🤖 AI Summary
Current conversational information access (CONIAC) systems lack a unified, human-centered evaluation framework. Method: This paper introduces CAFE—the first consensus-driven, multidimensional evaluation framework for CONIAC—systematically integrating six core dimensions: stakeholder goals, user tasks, user characteristics, evaluation criteria, methodologies, and quantitative metrics. Moving beyond traditional technology-centric, unidimensional paradigms, CAFE employs world-model abstraction and interdisciplinary consensus workshops—drawing on human-computer interaction, information retrieval, and evaluation science—to structurally align system objectives with human factors. Contribution/Results: As the first internationally recognized, consensus-driven evaluation framework for conversational agents, CAFE has been formally published in the Dagstuhl Perspectives Workshop series.

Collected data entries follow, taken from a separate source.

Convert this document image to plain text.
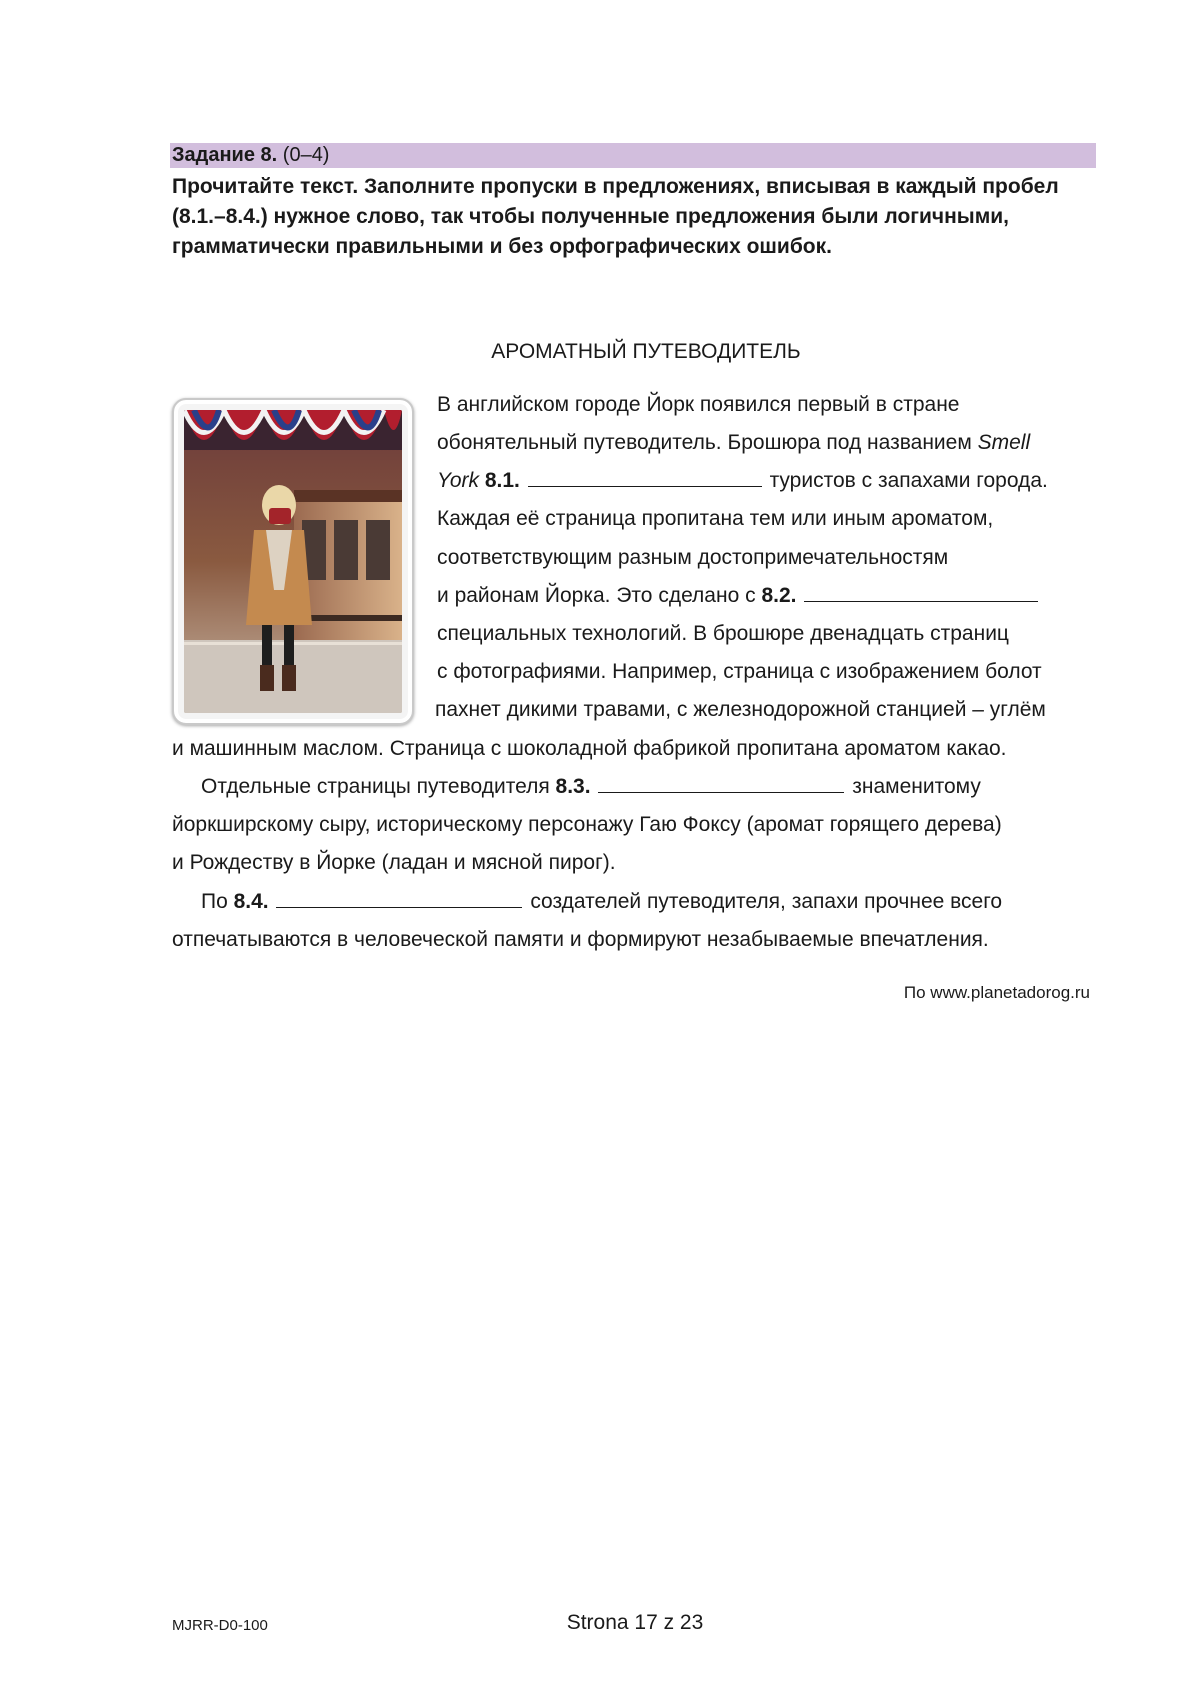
Задание 8. (0–4)
Прочитайте текст. Заполните пропуски в предложениях, вписывая в каждый пробел (8.1.–8.4.) нужное слово, так чтобы полученные предложения были логичными, грамматически правильными и без орфографических ошибок.
АРОМАТНЫЙ ПУТЕВОДИТЕЛЬ
В английском городе Йорк появился первый в стране
обонятельный путеводитель. Брошюра под названием Smell
York 8.1.	туристов с запахами города.
Каждая её страница пропитана тем или иным ароматом,
соответствующим разным достопримечательностям
и районам Йорка. Это сделано с 8.2.
специальных технологий. В брошюре двенадцать страниц
с фотографиями. Например, страница с изображением болот
пахнет дикими травами, с железнодорожной станцией – углём
и машинным маслом. Страница с шоколадной фабрикой пропитана ароматом какао.
Отдельные страницы путеводителя 8.3.	знаменитому
йоркширскому сыру, историческому персонажу Гаю Фоксу (аромат горящего дерева)
и Рождеству в Йорке (ладан и мясной пирог).
По 8.4.	создателей путеводителя, запахи прочнее всего
отпечатываются в человеческой памяти и формируют незабываемые впечатления.
По www.planetadorog.ru
MJRR-D0-100	Strona 17 z 23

It provides both theoretical foundations and practical guidelines for the design, evaluation, and standardization of CONIAC systems.
📝 Abstract
During the workshop, we deeply discussed what CONversational Information ACcess (CONIAC) is and its unique features, proposing a world model abstracting it, and defined the Conversational Agents Framework for Evaluation (CAFE) for the evaluation of CONIAC systems, consisting of six major components: 1) goals of the system's stakeholders, 2) user tasks to be studied in the evaluation, 3) aspects of the users carrying out the tasks, 4) evaluation criteria to be considered, 5) evaluation methodology to be applied, and 6) measures for the quantitative criteria chosen.